Evaluating the Impact of Dictionary Updates on Automatic Annotations Based on Clinical NLP Systems

AMIA Jt Summits Transl Sci Proc. 2019 May 6:2019:714-721. eCollection 2019.

Authors

Yadan Fan^{1

2}, Andrew Wen¹, Feichen Shen¹, Sunghwan Sohn¹, Hongfang Liu¹, Liwei Wang¹

Affiliations

¹ Department of Health Sciences Research, Mayo Clinic College of Medicine, Rochester, MN, United States.
² Institute for Health Informatics, University of Minnesota, Minneapolis, MN, United States.

PMID: 31259028
PMCID: PMC6568114

Abstract

Concept encoding, which maps text spans to concepts in standard terminologies, is a critical component in clinical natural language processing (NLP) systems to allow semantic interoperability with other clinical applications.
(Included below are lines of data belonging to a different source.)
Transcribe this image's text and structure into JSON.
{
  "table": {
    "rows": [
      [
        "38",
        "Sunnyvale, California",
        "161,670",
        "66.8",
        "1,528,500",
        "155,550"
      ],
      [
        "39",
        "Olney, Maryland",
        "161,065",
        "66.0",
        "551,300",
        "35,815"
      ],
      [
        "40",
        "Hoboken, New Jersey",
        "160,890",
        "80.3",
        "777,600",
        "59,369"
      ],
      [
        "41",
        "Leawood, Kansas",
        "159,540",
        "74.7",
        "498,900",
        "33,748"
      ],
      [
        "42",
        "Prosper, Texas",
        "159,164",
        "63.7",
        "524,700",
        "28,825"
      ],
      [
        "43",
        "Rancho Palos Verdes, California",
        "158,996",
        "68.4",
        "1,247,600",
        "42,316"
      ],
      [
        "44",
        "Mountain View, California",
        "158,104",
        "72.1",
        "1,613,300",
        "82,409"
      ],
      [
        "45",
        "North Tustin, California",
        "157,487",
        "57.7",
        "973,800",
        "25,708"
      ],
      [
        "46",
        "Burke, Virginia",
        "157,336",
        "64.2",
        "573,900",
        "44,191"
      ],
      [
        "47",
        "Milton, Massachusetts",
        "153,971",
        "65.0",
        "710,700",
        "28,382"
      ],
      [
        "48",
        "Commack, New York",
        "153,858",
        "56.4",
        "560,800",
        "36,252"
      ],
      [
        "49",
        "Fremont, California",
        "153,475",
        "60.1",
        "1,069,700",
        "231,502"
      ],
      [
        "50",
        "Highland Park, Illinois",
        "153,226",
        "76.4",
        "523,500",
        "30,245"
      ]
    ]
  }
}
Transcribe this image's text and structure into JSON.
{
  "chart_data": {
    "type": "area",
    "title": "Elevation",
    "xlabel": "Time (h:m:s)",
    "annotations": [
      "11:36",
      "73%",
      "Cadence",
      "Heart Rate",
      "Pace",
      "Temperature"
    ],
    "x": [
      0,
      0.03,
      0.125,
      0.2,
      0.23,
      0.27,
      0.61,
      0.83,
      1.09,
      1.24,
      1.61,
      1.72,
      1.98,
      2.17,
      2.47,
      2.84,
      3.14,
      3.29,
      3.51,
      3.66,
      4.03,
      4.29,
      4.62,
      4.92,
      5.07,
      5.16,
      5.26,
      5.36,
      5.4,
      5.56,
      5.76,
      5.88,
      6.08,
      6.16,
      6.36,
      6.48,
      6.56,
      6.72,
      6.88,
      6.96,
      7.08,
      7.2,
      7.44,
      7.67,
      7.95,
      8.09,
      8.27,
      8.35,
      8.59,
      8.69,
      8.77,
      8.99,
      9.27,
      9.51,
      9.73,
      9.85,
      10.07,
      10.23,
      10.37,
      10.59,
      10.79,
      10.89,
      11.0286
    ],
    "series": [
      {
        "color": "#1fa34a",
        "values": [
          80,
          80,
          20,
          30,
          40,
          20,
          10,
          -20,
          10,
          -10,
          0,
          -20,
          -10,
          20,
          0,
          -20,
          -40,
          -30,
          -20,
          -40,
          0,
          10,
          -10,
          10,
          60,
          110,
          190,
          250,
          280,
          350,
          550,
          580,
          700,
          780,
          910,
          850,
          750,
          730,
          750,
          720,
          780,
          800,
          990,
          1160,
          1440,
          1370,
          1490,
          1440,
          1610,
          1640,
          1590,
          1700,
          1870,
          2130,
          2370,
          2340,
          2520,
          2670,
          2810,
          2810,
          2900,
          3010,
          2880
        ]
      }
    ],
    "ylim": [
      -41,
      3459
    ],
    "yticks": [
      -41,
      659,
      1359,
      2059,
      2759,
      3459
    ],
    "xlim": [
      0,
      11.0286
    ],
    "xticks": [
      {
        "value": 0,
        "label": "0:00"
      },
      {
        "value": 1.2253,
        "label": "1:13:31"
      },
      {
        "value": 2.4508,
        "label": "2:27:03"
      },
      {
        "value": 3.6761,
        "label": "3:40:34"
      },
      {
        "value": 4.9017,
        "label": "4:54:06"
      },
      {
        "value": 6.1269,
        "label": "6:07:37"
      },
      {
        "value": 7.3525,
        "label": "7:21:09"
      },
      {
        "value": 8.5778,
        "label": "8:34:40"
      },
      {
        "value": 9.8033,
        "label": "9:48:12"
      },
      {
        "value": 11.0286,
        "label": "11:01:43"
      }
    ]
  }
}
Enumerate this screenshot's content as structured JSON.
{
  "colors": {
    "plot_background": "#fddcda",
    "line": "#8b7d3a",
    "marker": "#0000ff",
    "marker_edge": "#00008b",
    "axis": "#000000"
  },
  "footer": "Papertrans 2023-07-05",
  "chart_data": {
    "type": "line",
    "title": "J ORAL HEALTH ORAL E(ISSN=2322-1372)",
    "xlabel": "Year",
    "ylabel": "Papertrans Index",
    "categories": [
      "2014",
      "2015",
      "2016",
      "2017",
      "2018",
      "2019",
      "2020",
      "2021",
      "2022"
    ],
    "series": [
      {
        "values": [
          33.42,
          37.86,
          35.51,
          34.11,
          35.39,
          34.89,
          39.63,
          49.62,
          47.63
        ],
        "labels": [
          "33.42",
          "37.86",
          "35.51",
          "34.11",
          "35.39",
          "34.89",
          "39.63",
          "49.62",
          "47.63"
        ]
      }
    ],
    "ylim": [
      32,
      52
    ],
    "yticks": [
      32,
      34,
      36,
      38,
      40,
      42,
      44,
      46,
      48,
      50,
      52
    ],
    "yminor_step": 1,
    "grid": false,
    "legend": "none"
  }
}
A majority of clinical NLP systems adopt dictionary or lexicon based approaches and the performance of concept encoding is often evaluated using a human created gold standard generated with reference to the most up-to-date standard terminologies available at the time of gold standard creation. With the advance of medical science, standard terminologies or dictionaries can evolve. However, it remains unknown whether the dictionary updates will impact the performance of concept encoding. In this study, we evaluated the annotation performance of two clinical NLP systems, cTAKES and MedXN based on updated dictionaries to gain further insights. Specifically, we compared the automatic annotation results with previously manually generated gold standards. The results of our study demonstrate the annotation changes based on dictionary updates in clinical NLP systems and that it is necessary to do temporal management for gold standards, which raises the need for appropriate terminology management tools for back version compatibility to update gold standards.

Keywords: concept encoding,; dictionary update,; gold standards; natural language processing,.